Di chi sono le responsabilità della crisi del settore dell’auto?
“Sono ampie. L’Europa ha fatto una scelta sbagliata nell’accelerare i tempi e fissare al 2035 lo stop dei motori tradizionali, senza prevedere investimenti e risorse per una transizione sociale. Noi non abbiamo mai voluto mettere in discussione il Green deal. Ma riteniamo sia un obiettivo da raggiungere se socialmente sostenibile. È necessario investire in tecnologie e in infrastrutture. È necessario garantire un nuovo programma Sure e la formazione e la riqualificazione di chi rischia di rimanere fuori dal mercato del lavoro. E la scelta dell’Europa di non accedere ai bond è sbagliatissima. Se l’Ue non trova solidità in questo settore sarà complicato riprendere il percorso di crescita. Poi ci sono errori fatti in Italia, da molti governi non solo da questo che si è sempre girato dall’altra parte rispetto al tema dell’automotive. Che non ha avuto un rapporto chiaro con Stellantis tanto che oggi chiediamo un intervento della premier.
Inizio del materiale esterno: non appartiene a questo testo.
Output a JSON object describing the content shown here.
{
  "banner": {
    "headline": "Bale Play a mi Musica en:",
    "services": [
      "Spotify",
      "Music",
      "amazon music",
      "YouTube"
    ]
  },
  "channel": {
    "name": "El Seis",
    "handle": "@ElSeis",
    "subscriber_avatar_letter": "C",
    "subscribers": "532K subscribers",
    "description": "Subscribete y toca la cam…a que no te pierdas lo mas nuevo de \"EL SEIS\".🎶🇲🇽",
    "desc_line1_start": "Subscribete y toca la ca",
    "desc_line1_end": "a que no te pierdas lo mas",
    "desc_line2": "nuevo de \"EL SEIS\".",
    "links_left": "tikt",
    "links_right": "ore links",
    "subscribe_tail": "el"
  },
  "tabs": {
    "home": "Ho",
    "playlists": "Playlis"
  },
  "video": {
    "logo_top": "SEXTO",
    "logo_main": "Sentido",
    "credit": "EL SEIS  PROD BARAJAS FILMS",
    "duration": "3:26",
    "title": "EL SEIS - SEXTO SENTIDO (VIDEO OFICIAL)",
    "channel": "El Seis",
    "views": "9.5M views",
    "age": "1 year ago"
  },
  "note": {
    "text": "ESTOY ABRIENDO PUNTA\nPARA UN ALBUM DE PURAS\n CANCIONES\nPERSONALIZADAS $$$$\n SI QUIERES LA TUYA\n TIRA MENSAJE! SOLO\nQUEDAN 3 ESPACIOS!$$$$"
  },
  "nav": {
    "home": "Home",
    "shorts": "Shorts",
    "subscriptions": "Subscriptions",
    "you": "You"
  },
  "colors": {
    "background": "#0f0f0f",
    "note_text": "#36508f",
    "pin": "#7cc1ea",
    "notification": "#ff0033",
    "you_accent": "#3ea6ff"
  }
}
È un tema che riguarda il Paese e coinvolge diversi dicasteri: Economia, Ambiente, Infrastrutture. Vediamo poi una mancanza grave sugli investimenti in infrastrutture. Stellantis ha prodotto in Italia il numero più basso di macchine negli ultimi 30 anni. E non c’è chiarezza su quelle che sono le nostre scelte rispetto ad altri players. Questi sono i principali errori che stanno portando alla perdita del settore dell’automotive in Italia, soprattutto alla perdita dell’indotto. Anche quello conta, è un sistema importante che viene trascurato e lo dimostra il fatto, e torniamo alla prima domanda, che i lavoratori di quel settore sono scesi in piazza per una giornata di sciopero”.